Drugs such as cocaine, heroin, and ecstasy are becoming increasingly popular. These drugs are highly addictive and highly dangerous. Because there aren’t any regulations on these drugs, getting a bad batch or using them wrong the first time can kill someone instantly.

Prescription pain killers are also commonly used because they’re easy for teens to obtain. These are addictive and often lead to overdoses. Many people who abuse prescription pain killers will move to more dangerous drugs eventually.

“Every teenager wants to break the rules and try new things, so drinking alcohol is a huge problem in high school,” Tom said. “People also do stupid things while under the influence all the time, like fighting or drunk driving.”

The BHSA said, “5.1 million young people reported binge drinking at least once in the last month, and 11 percent of all alcohol consumed in the United States is consumed by people age 11-20.” The effects of binge drinking are hard-hitting and long-lasting.

The BHSA said, “The younger a person starts using alcohol, the more likely an addiction will develop. The hippocampus, the brain region critical for forming new memories, is particularly affected by alcohol use during adolescence.”

Teenagers who drank on a regular basis scored drastically lower than non-drinkers on vocabulary, general information, and memory tests. These mental effects can last a person’s entire life.

Drugs and alcohol can affect teens who don’t even abuse them. Bill said, “I lost some friends because of drugs.”

Bill said that some of his friends started drinking and using illegal drugs, but he wanted no part in it. “I just told them no,” Bill said. “They just stopped hanging out with me because I wasn’t doing the same things as them. The people who pressure you the most to do things you don’t want to do aren’t really your friends.”

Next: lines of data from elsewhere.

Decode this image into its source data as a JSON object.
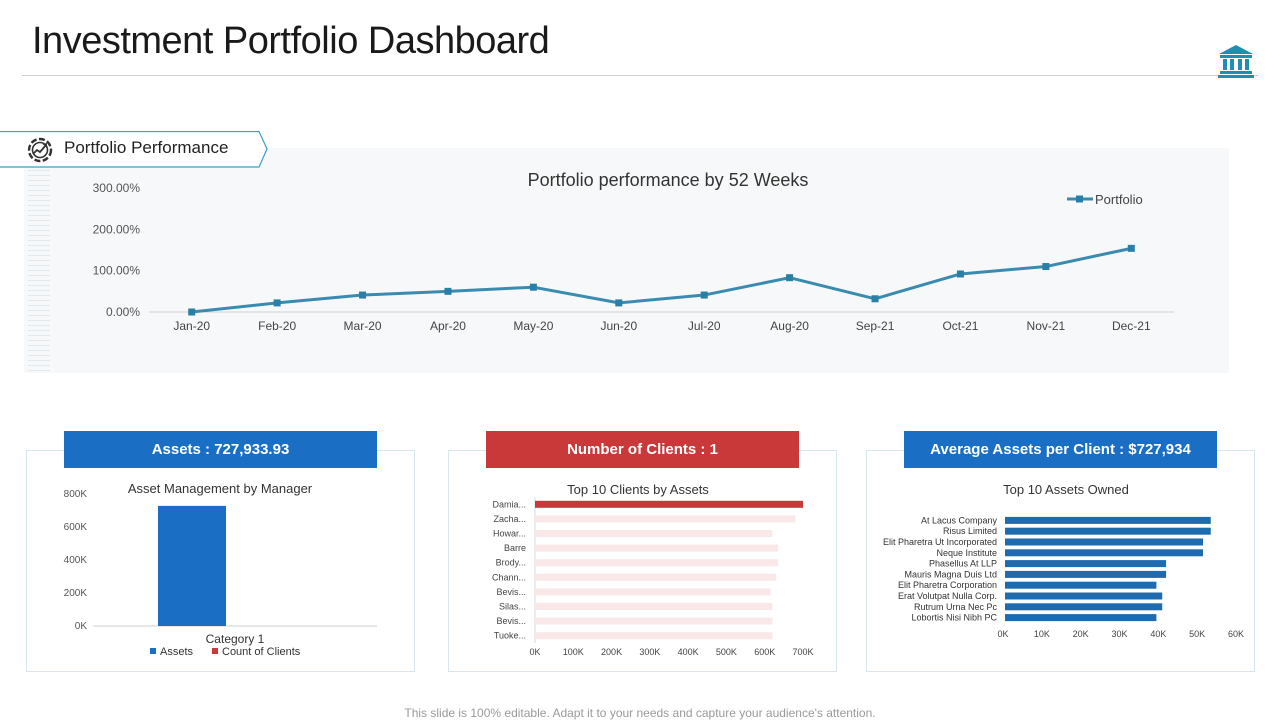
{
  "header": {
    "title": "Investment Portfolio Dashboard",
    "icon": "bank-icon"
  },
  "section": {
    "label": "Portfolio Performance",
    "icon": "performance-gauge-icon"
  },
  "colors": {
    "line": "#3a8bb0",
    "blue": "#1a6fc4",
    "red": "#c9393a",
    "bar_blue": "#1f6bb0",
    "client_track": "#fae8e8"
  },
  "cards": {
    "assets": {
      "label": "Assets : 727,933.93"
    },
    "clients": {
      "label": "Number of Clients :  1"
    },
    "average": {
      "label": "Average Assets per Client : $727,934"
    }
  },
  "footer": {
    "note": "This slide is 100% editable. Adapt it to your needs and capture your audience's attention."
  },
  "chart_data": [
    {
      "id": "performance",
      "type": "line",
      "title": "Portfolio performance by 52 Weeks",
      "categories": [
        "Jan-20",
        "Feb-20",
        "Mar-20",
        "Apr-20",
        "May-20",
        "Jun-20",
        "Jul-20",
        "Aug-20",
        "Sep-21",
        "Oct-21",
        "Nov-21",
        "Dec-21"
      ],
      "series": [
        {
          "name": "Portfolio",
          "values": [
            0,
            22,
            41,
            50,
            60,
            22,
            41,
            83,
            32,
            92,
            110,
            154
          ]
        }
      ],
      "yticks": [
        "0.00%",
        "100.00%",
        "200.00%",
        "300.00%"
      ],
      "ylim": [
        0,
        300
      ],
      "legend": "top-right"
    },
    {
      "id": "asset-management",
      "type": "bar",
      "title": "Asset Management  by Manager",
      "categories": [
        "Category 1"
      ],
      "series": [
        {
          "name": "Assets",
          "values": [
            727934
          ]
        },
        {
          "name": "Count of  Clients",
          "values": [
            1
          ]
        }
      ],
      "yticks": [
        "0K",
        "200K",
        "400K",
        "600K",
        "800K"
      ],
      "ylim": [
        0,
        800000
      ],
      "legend": "bottom"
    },
    {
      "id": "top-clients",
      "type": "bar",
      "orientation": "horizontal",
      "title": "Top  10 Clients  by Assets",
      "categories": [
        "Damia...",
        "Zacha...",
        "Howar...",
        "Barre",
        "Brody...",
        "Chann...",
        "Bevis...",
        "Silas...",
        "Bevis...",
        "Tuoke..."
      ],
      "values": [
        700000,
        680000,
        620000,
        635000,
        635000,
        630000,
        615000,
        620000,
        620000,
        620000
      ],
      "xticks": [
        "0K",
        "100K",
        "200K",
        "300K",
        "400K",
        "500K",
        "600K",
        "700K"
      ],
      "xlim": [
        0,
        700000
      ]
    },
    {
      "id": "top-assets",
      "type": "bar",
      "orientation": "horizontal",
      "title": "Top  10 Assets Owned",
      "categories": [
        "At Lacus Company",
        "Risus Limited",
        "Elit Pharetra Ut Incorporated",
        "Neque Institute",
        "Phasellus At LLP",
        "Mauris Magna Duis Ltd",
        "Elit Pharetra Corporation",
        "Erat Volutpat Nulla Corp.",
        "Rutrum Urna Nec Pc",
        "Lobortis Nisi Nibh PC"
      ],
      "values": [
        53500,
        53500,
        51500,
        51500,
        42000,
        42000,
        39500,
        41000,
        41000,
        39500
      ],
      "xticks": [
        "0K",
        "10K",
        "20K",
        "30K",
        "40K",
        "50K",
        "60K"
      ],
      "xlim": [
        0,
        60000
      ]
    }
  ]
}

Teens use drugs and alcohol for many reasons besides peer pressure. School nurse Ms. Christie Mabrey said, “I spent a lot of time working in rehab centers as a nurse, and seeing the affects that drugs can have on people really stuck with me.” Ms. Mabrey also raised three sons, so she has insight into the minds of teens.

“Peer pressure definitely plays a big part in why teens abuse drugs,” Ms. Mabrey said, “but there’s a lot more to it. Our society puts a lot of focus onto physical health, but it doesn’t really talk about mental health.

Ms. Mabrey said that many drug abusers are trying to treat anxiety or depression. “Everybody has some emotional pain, and some people choose to treat that pain with drugs. Those are the people that become addicts,” Ms. Mabrey said.

Ms. Mabrey said that drugs and alcohol create a temporary euphoria, but causes users to delve deeper into anxiety or depression after the high is over.

“A big reason why teens succumb to peer pressure so often is because they want to have friends,” Ms. Mabrey said. “Loneliness can be absolutely debilitating.”

Loneliness causes higher levels of stress and sleep deprivation. Lonely people are also much more likely to commit suicide and to develop addiction to drugs or alcohol according to the U.S. National Library of Medicine and the National Institute of Health. There are many ways to avoid peer pressure. George said, “People try to get me to do stuff all the time at parties. I’m not interested in drugs or any of that. Peer pressure just doesn’t work on me.

“I have an interest in what’s best for me, and I think that’s really important,” George said, “I don’t try to make anybody else happy by doing what they ask me to do.

“I think a lot of people succumb to peer pressure because they think that people won’t be friends with them if they say no to drugs,” George said, “but something that’s really important to realize is that your true friends never ask you to do something that you’re uncomfortable with.”

George said that your real friends will be the ones who try to make you a better person, not the ones who ask you to drink. “Peer pressure will go away once you find your real friends,” George said. “Instead of them pressuring you, they’ll try and get you to do the right thing. The people that are asking you to drink aren’t your friends. They don’t have your best interest at heart.”